Pendant des années, l’immobilier commercial et à usage mixte est resté la chasse gardée des investisseurs institutionnels et des professionnels chevronnés. Cette époque change rapidement. En 2026, de plus en plus d’investisseurs privés se tournent vers ce segment du marché de Québec, attirés par des rendements souvent supérieurs au résidentiel pur, par des baux plus longs et plus stables, et par un type de relation locative très différent de celui du logement résidentiel. Bien compris, l’immobilier commercial et mixte ouvre des possibilités que la plupart des propriétaires de duplex et de triplex ignorent.

Comprendre la différence entre commercial pur, mixte et résidentiel
Avant d’investir dans ce segment, il faut bien distinguer les trois grandes catégories. Chacune obéit à des règles, des fiscalités et des dynamiques différentes.
L’immobilier purement commercial
Bureaux, locaux pour commerces de détail, espaces industriels légers, restaurants, cliniques. Les baux sont régis par le Code civil sans la protection particulière dont bénéficient les locataires résidentiels. Les loyers se négocient librement, les durées sont généralement plus longues (3, 5 ou 10 ans), et les responsabilités du locataire incluent souvent une partie des dépenses d’exploitation.

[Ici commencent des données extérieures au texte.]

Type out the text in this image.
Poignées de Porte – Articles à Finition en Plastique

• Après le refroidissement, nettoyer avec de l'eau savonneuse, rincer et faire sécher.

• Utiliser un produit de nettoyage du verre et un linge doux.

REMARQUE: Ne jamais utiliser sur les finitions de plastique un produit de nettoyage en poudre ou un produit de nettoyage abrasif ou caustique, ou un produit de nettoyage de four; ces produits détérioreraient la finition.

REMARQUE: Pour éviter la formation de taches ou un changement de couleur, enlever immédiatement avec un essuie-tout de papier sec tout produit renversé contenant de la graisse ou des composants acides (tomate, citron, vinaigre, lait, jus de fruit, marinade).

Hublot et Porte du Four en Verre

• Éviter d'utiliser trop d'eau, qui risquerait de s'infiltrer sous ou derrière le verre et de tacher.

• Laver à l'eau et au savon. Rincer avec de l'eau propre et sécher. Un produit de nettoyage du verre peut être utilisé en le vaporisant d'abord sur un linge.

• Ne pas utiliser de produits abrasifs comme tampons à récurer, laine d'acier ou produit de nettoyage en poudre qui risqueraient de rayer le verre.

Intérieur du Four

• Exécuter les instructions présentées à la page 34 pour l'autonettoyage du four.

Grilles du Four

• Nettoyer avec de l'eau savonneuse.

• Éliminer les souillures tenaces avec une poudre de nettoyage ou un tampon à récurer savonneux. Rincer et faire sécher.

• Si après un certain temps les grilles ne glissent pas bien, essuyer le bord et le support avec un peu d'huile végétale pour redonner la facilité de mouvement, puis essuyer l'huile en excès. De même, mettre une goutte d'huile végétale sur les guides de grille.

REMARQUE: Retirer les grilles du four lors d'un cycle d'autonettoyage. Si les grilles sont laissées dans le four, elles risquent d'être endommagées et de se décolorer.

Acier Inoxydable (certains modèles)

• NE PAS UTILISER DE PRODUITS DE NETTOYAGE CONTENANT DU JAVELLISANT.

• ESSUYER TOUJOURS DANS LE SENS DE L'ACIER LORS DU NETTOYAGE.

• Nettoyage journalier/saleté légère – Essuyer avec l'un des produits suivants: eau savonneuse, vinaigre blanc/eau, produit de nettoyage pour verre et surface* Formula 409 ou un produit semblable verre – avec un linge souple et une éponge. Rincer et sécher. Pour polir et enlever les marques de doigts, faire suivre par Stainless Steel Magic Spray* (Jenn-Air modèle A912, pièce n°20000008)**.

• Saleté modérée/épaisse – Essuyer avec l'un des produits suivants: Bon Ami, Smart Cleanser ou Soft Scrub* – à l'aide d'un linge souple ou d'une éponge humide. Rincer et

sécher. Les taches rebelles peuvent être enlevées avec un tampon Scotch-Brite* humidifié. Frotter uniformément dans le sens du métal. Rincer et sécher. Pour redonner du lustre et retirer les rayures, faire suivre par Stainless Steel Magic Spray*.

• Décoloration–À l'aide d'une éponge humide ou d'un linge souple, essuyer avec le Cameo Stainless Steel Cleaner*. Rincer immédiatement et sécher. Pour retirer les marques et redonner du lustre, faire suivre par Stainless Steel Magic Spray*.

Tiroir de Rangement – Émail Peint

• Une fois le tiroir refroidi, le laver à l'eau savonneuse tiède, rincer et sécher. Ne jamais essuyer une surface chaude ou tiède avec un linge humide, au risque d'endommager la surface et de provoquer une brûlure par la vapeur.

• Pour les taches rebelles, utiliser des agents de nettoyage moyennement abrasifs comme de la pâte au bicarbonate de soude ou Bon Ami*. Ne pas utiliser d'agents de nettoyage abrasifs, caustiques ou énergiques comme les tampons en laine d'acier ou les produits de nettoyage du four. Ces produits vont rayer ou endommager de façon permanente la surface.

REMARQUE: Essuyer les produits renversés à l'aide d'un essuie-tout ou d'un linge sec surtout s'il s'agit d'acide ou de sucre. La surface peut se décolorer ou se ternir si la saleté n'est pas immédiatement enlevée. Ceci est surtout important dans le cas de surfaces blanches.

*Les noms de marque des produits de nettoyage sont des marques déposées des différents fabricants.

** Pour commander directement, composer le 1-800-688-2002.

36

L’immobilier à usage mixte
Combinaison classique au Québec : un commerce au rez-de-chaussée et des logements résidentiels aux étages supérieurs. Ce type d’immeuble présente plusieurs avantages structurels, dont la diversification des revenus sous un même toit, mais exige aussi de jongler avec deux cadres réglementaires distincts dans le même actif.
Le résidentiel pur
Bien connu, encadré par le Tribunal administratif du logement, avec des loyers contrôlés indirectement par la jurisprudence et des baux d’un an renouvelables automatiquement.
Pourquoi Québec se prête particulièrement à l’immobilier mixte
Le tissu urbain de la capitale a été bâti, depuis le 19e siècle, autour de la mixité fonctionnelle. Les rues commerciales traditionnelles, comme Saint-Jean, Cartier, Maguire, 3e Avenue ou Saint-Joseph, présentent presque toutes le même schéma : commerces au rez-de-chaussée, logements aux étages.
Frédéric Murray, qui a intégré plusieurs immeubles à usage mixte au portefeuille du Groupe Murray, observe que ces actifs profitent à plein de la revitalisation continue des quartiers centraux. La croissance du tourisme, le retour de la vie de quartier et la densification urbaine soutiennent autant la demande commerciale que résidentielle.
Les avantages structurels de l’usage mixte
- Diversification du risque : si un locataire commercial part, les revenus résidentiels continuent d’amortir les charges.
- Optimisation de la densité sur des terrains souvent rares dans les quartiers centraux.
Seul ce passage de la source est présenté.